1. the tree of life (terence malick)
2. drive (nicolas winding refn)
3. meek's cutoff (kelly reichardt)
4. senna (asif kapadia)
5. we need to talk about kevin (lynne ramsey)
6. blue valentine (derek cianfrance)
7. tinker tailor soldier spy (tomas alfredson)
8. a seperation (asghar farhadi)
9. le quattro volte (michelangelo frammartino)
10. the fighter (david o. russell)

there's a fair bit of overlap with my own votes, but i'm gonna keep tweaking my personal list up till the end of the month. however, two that will appear are numbers 3 and 9, which i contributed little write-ups for:

Meek's Cuttoff (Kelly Reichardt)
As with most of Kelly Reichardt’s filmography, the triumphs of Meek’s Cutoff are as much in what it doesn’t do as what it does. A female-focussed western that doesn’t involve saloon girls, anachronistic behaviour or a rootin’ tootin’ Doris Day is a rarity in itself, while the director’s typically measured pace has a hypnotic allure, drawing the audience deeper and deeper into screenwriter Jonathan Raymond’s tale of a diminished wagon-train’s fateful progress through the Oregon plains. But perhaps fateful isn’t the correct word; as desperation mounts, a careful ambiguity anti’s the climax just as tensions reach a head, ensuring it lingers long in the mind.
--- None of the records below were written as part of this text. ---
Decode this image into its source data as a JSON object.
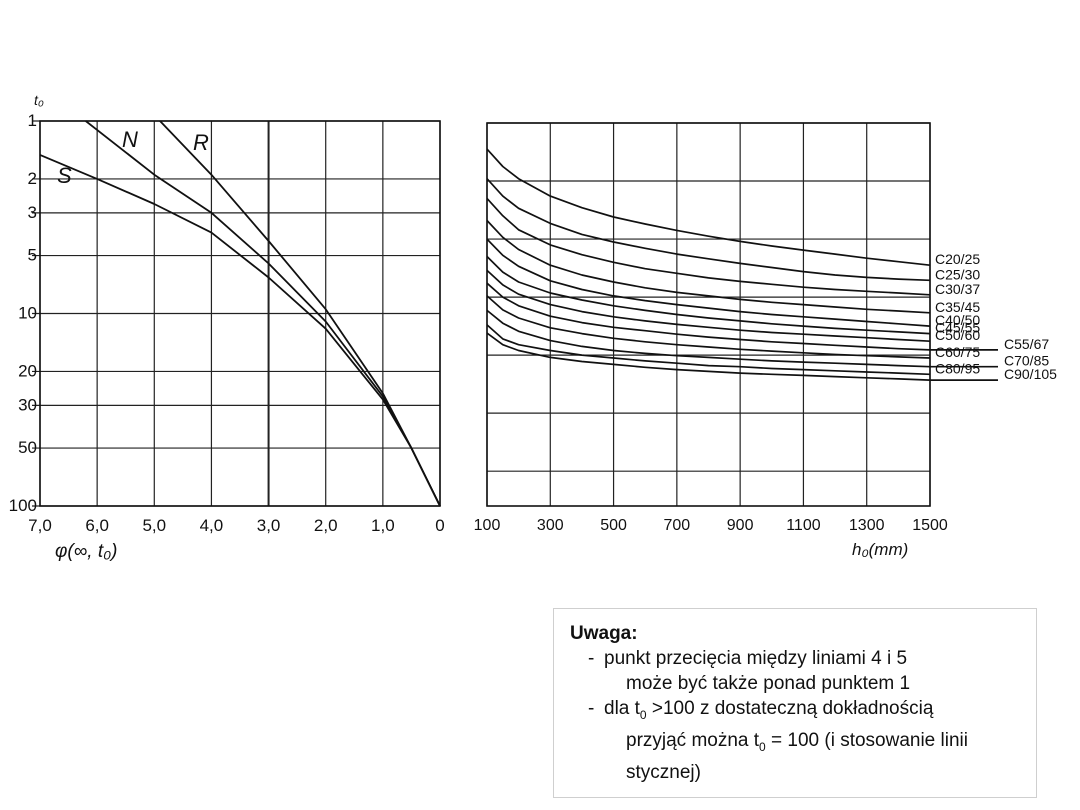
{
  "chart_data": [
    {
      "type": "line",
      "title": "",
      "ylabel": "t₀",
      "xlabel": "φ(∞, t₀)",
      "x_direction": "reversed",
      "xlim": [
        7.0,
        0
      ],
      "y_scale": "log",
      "ylim": [
        1,
        100
      ],
      "x_ticks": [
        "7,0",
        "6,0",
        "5,0",
        "4,0",
        "3,0",
        "2,0",
        "1,0",
        "0"
      ],
      "y_ticks": [
        "1",
        "2",
        "3",
        "5",
        "10",
        "20",
        "30",
        "50",
        "100"
      ],
      "grid": true,
      "series": [
        {
          "name": "S",
          "points": [
            [
              7.0,
              1.5
            ],
            [
              6.0,
              2.0
            ],
            [
              5.0,
              2.7
            ],
            [
              4.0,
              3.8
            ],
            [
              3.0,
              6.5
            ],
            [
              2.0,
              12
            ],
            [
              1.0,
              28
            ],
            [
              0.5,
              50
            ],
            [
              0,
              100
            ]
          ]
        },
        {
          "name": "N",
          "points": [
            [
              6.2,
              1.0
            ],
            [
              5.0,
              1.9
            ],
            [
              4.0,
              3.0
            ],
            [
              3.0,
              5.5
            ],
            [
              2.0,
              11
            ],
            [
              1.0,
              27
            ],
            [
              0.5,
              50
            ],
            [
              0,
              100
            ]
          ]
        },
        {
          "name": "R",
          "points": [
            [
              4.9,
              1.0
            ],
            [
              4.0,
              1.9
            ],
            [
              3.0,
              4.2
            ],
            [
              2.0,
              9.5
            ],
            [
              1.0,
              26
            ],
            [
              0.5,
              50
            ],
            [
              0,
              100
            ]
          ]
        }
      ]
    },
    {
      "type": "line",
      "title": "",
      "xlabel": "h₀(mm)",
      "x_ticks": [
        "100",
        "300",
        "500",
        "700",
        "900",
        "1100",
        "1300",
        "1500"
      ],
      "x": [
        100,
        150,
        200,
        300,
        400,
        500,
        600,
        700,
        800,
        900,
        1000,
        1100,
        1200,
        1300,
        1400,
        1500
      ],
      "grid": true,
      "series": [
        {
          "name": "C20/25",
          "values": [
            0.45,
            0.75,
            0.96,
            1.26,
            1.46,
            1.62,
            1.74,
            1.85,
            1.95,
            2.04,
            2.12,
            2.19,
            2.26,
            2.33,
            2.39,
            2.45
          ]
        },
        {
          "name": "C25/30",
          "values": [
            0.96,
            1.26,
            1.47,
            1.73,
            1.92,
            2.05,
            2.16,
            2.26,
            2.34,
            2.42,
            2.49,
            2.56,
            2.62,
            2.66,
            2.69,
            2.71
          ]
        },
        {
          "name": "C30/37",
          "values": [
            1.3,
            1.6,
            1.84,
            2.1,
            2.27,
            2.4,
            2.51,
            2.59,
            2.67,
            2.73,
            2.78,
            2.83,
            2.87,
            2.9,
            2.93,
            2.96
          ]
        },
        {
          "name": "C35/45",
          "values": [
            1.68,
            1.97,
            2.18,
            2.45,
            2.62,
            2.74,
            2.84,
            2.92,
            2.98,
            3.04,
            3.09,
            3.13,
            3.17,
            3.21,
            3.24,
            3.27
          ]
        },
        {
          "name": "C40/50",
          "values": [
            2.0,
            2.28,
            2.47,
            2.72,
            2.87,
            2.98,
            3.06,
            3.13,
            3.19,
            3.25,
            3.3,
            3.34,
            3.38,
            3.42,
            3.46,
            3.5
          ]
        },
        {
          "name": "C45/55",
          "values": [
            2.3,
            2.57,
            2.74,
            2.93,
            3.05,
            3.15,
            3.23,
            3.3,
            3.36,
            3.41,
            3.46,
            3.5,
            3.54,
            3.57,
            3.6,
            3.63
          ]
        },
        {
          "name": "C50/60",
          "values": [
            2.54,
            2.79,
            2.95,
            3.13,
            3.25,
            3.34,
            3.41,
            3.47,
            3.52,
            3.57,
            3.61,
            3.64,
            3.67,
            3.7,
            3.73,
            3.76
          ]
        },
        {
          "name": "C55/67",
          "values": [
            2.76,
            3.0,
            3.15,
            3.33,
            3.44,
            3.52,
            3.58,
            3.64,
            3.69,
            3.73,
            3.77,
            3.8,
            3.83,
            3.86,
            3.89,
            3.91
          ]
        },
        {
          "name": "C60/75",
          "values": [
            2.98,
            3.22,
            3.36,
            3.53,
            3.63,
            3.71,
            3.77,
            3.82,
            3.86,
            3.9,
            3.93,
            3.96,
            3.99,
            4.01,
            4.03,
            4.05
          ]
        },
        {
          "name": "C70/85",
          "values": [
            3.23,
            3.45,
            3.59,
            3.75,
            3.85,
            3.92,
            3.97,
            4.01,
            4.04,
            4.07,
            4.1,
            4.12,
            4.14,
            4.16,
            4.18,
            4.2
          ]
        },
        {
          "name": "C80/95",
          "values": [
            3.48,
            3.72,
            3.82,
            3.92,
            4.0,
            4.05,
            4.1,
            4.14,
            4.18,
            4.2,
            4.23,
            4.25,
            4.27,
            4.29,
            4.31,
            4.33
          ]
        },
        {
          "name": "C90/105",
          "values": [
            3.62,
            3.82,
            3.92,
            4.04,
            4.11,
            4.16,
            4.21,
            4.25,
            4.28,
            4.31,
            4.33,
            4.35,
            4.37,
            4.39,
            4.41,
            4.43
          ]
        }
      ]
    }
  ],
  "note": {
    "title": "Uwaga:",
    "item1_dash": "-",
    "item1_line1": "punkt przecięcia między liniami 4 i 5",
    "item1_line2": "może być także ponad punktem 1",
    "item2_dash": "-",
    "item2_a": "dla t",
    "item2_sub1": "0",
    "item2_b": " >100 z dostateczną dokładnością",
    "item2_c": "przyjąć można t",
    "item2_sub2": "0",
    "item2_d": "  = 100 (i stosowanie linii",
    "item2_line3": "stycznej)"
  }
}
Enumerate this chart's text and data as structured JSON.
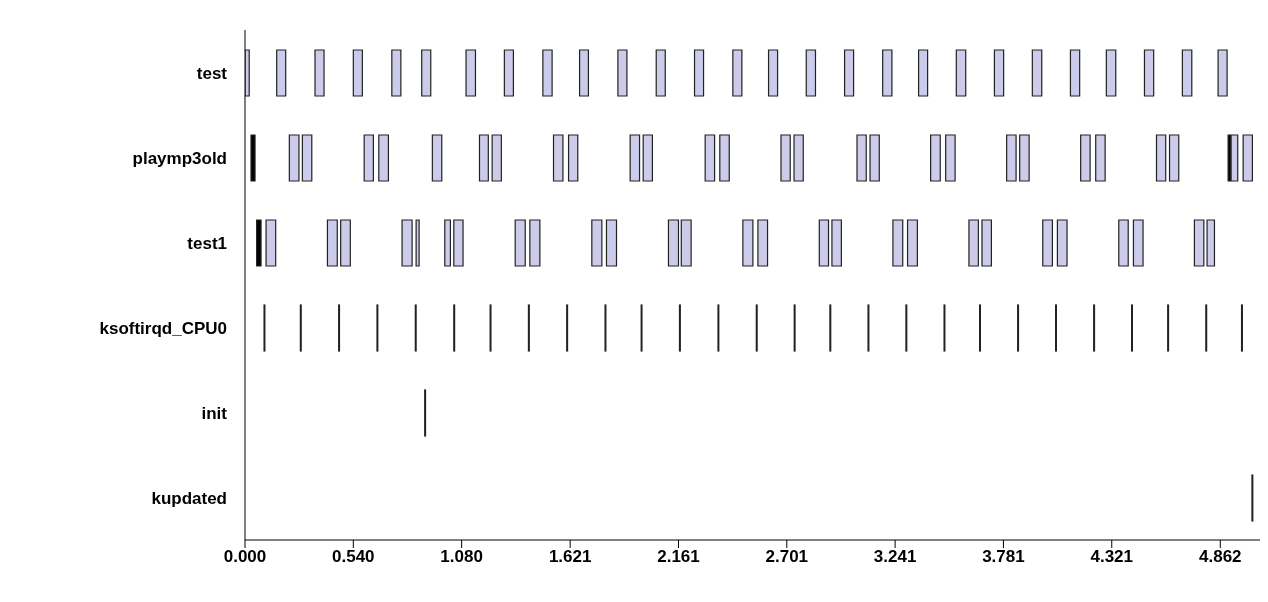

Le Quattro Volte (Michelangelo Frammartino)
Taking inspiration from the Pythagorean concept that we each cycle through four lives – human, animal, vegetable and mineral – Michelangelo Frammartino’s second film studies the unhurried pastoralism of a remote Italian town to haunting effect. As goat-herd cedes to goat, goat to tree, La Quattro Volte pares away causal relations until we’re left absorbed in simple scenes of branches in the breeze. Though the temporality of existence may seem a potentially uneventful theme, its treatment is never less than fascinating; Frammartino leavens his metaphysical meditation with beauty, grace and – in a single-take scene of collie-Linkcaused destruction – humour, and the result is unforgettable.